Learn the Basics Glossary Entity Conversion
Formation

Entity Conversion

The legal process of changing a business from one entity type to another — most commonly from an LLC or S-Corp into a C-Corporation.

Entity conversion is the process of formally changing a business's legal structure from one entity type to another. For startups, the most common scenario is converting from an LLC or S-Corporation into a C-Corporation — typically in preparation for institutional fundraising, since most venture funds and angel investors require a C-Corp structure.

The conversion process involves forming a new entity, merging or transferring assets and liabilities from the original entity, reissuing equity in the new entity, and filing state-specific conversion documents. The complexity and cost scale with how much activity the original entity has had — a brand-new LLC with no revenue or contracts is straightforward to convert; an entity with employees, contracts, and existing equity has more moving parts.

A common extension of entity conversion for startups is simultaneous redomiciliation to Delaware.
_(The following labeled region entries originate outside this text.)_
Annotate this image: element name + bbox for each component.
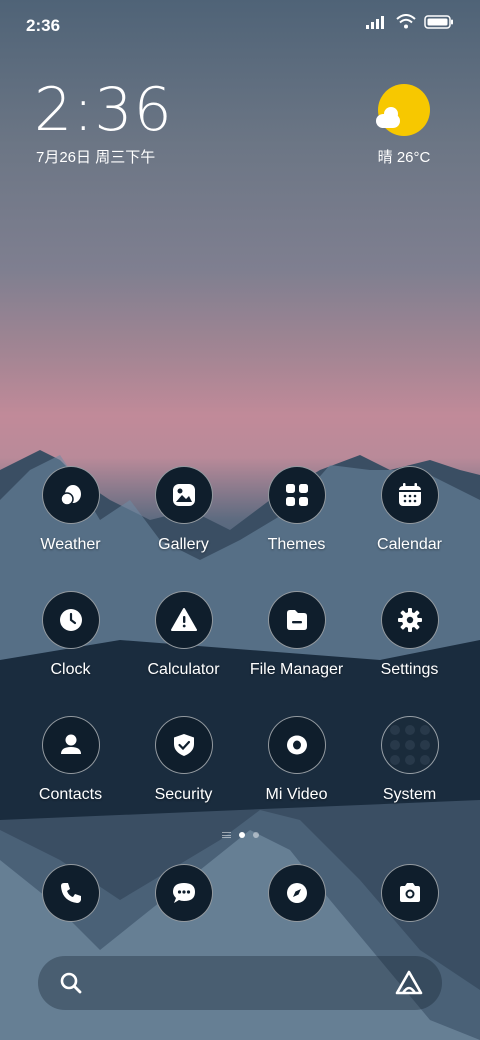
app-calculator[interactable]: Calculator — [127, 591, 240, 691]
app-clock[interactable]: Clock — [14, 591, 127, 691]
app-label: Calendar — [377, 536, 442, 553]
app-settings[interactable]: Settings — [353, 591, 466, 691]
search-bar[interactable] — [38, 956, 442, 1010]
app-themes[interactable]: Themes — [240, 466, 353, 566]
search-icon — [60, 972, 82, 994]
clock-icon — [41, 591, 100, 649]
app-label: Themes — [267, 536, 326, 553]
app-file-manager[interactable]: File Manager — [240, 591, 353, 691]
weather-temperature: 晴 26°C — [377, 149, 431, 166]
browser-compass-icon — [267, 864, 326, 922]
app-row-2: Clock Calculator File Manager Settings — [14, 591, 466, 691]
app-calendar[interactable]: Calendar — [353, 466, 466, 566]
clock-widget-time[interactable]: 2:36 — [34, 80, 173, 140]
folder-icon — [380, 716, 439, 774]
file-manager-icon — [267, 591, 326, 649]
app-label: Clock — [50, 661, 91, 678]
camera-icon — [380, 864, 439, 922]
assistant-icon[interactable] — [394, 969, 424, 997]
contacts-icon — [41, 716, 100, 774]
app-label: Calculator — [147, 661, 220, 678]
app-system-folder[interactable]: System — [353, 716, 466, 816]
app-label: System — [382, 786, 437, 803]
dock — [14, 864, 466, 928]
home-screen: 2:36 2:36 7月26日 周三下午 晴 26°C Weather Gall… — [0, 0, 480, 1040]
shield-icon — [154, 716, 213, 774]
video-icon — [267, 716, 326, 774]
themes-icon — [267, 466, 326, 524]
status-bar: 2:36 — [0, 0, 480, 50]
app-label: File Manager — [249, 661, 344, 678]
dock-browser[interactable] — [240, 864, 353, 928]
weather-icon — [41, 466, 100, 524]
dock-camera[interactable] — [353, 864, 466, 928]
page-dot — [252, 832, 259, 838]
messages-icon — [154, 864, 213, 922]
app-security[interactable]: Security — [127, 716, 240, 816]
app-weather[interactable]: Weather — [14, 466, 127, 566]
app-label: Weather — [40, 536, 101, 553]
status-icons — [366, 14, 454, 29]
gallery-icon — [154, 466, 213, 524]
menu-page-icon — [221, 832, 231, 838]
wifi-icon — [396, 14, 416, 29]
page-dot-active — [238, 832, 245, 838]
app-label: Settings — [380, 661, 439, 678]
app-row-1: Weather Gallery Themes Calendar — [14, 466, 466, 566]
dock-messages[interactable] — [127, 864, 240, 928]
app-label: Contacts — [38, 786, 103, 803]
app-label: Gallery — [158, 536, 209, 553]
page-indicator[interactable] — [200, 829, 280, 841]
calculator-icon — [154, 591, 213, 649]
gear-icon — [380, 591, 439, 649]
app-label: Mi Video — [265, 786, 328, 803]
weather-widget[interactable]: 晴 26°C — [364, 84, 444, 167]
clock-widget-date: 7月26日 周三下午 — [36, 149, 156, 166]
dock-phone[interactable] — [14, 864, 127, 928]
battery-icon — [424, 14, 453, 29]
app-row-3: Contacts Security Mi Video System — [14, 716, 466, 816]
calendar-icon — [380, 466, 439, 524]
app-label: Security — [154, 786, 213, 803]
app-gallery[interactable]: Gallery — [127, 466, 240, 566]
sun-with-cloud-icon — [376, 84, 430, 136]
app-contacts[interactable]: Contacts — [14, 716, 127, 816]
signal-icon — [366, 15, 384, 29]
app-mi-video[interactable]: Mi Video — [240, 716, 353, 816]
status-time: 2:36 — [26, 16, 61, 35]
phone-icon — [41, 864, 100, 922]
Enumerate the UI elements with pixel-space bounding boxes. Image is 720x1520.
Many founders who are converting anyway use the opportunity to also reincorporate in Delaware, since Delaware's Court of Chancery and well-established corporate precedent are standard expectations among institutional investors. Doing both at once avoids a second round of legal work later.

Conversion has tax implications that vary depending on entity type, state, and timing. S-Corp to C-Corp conversion in particular can trigger gain recognition on appreciated assets. Engaging a startup attorney and CPA before converting is strongly recommended.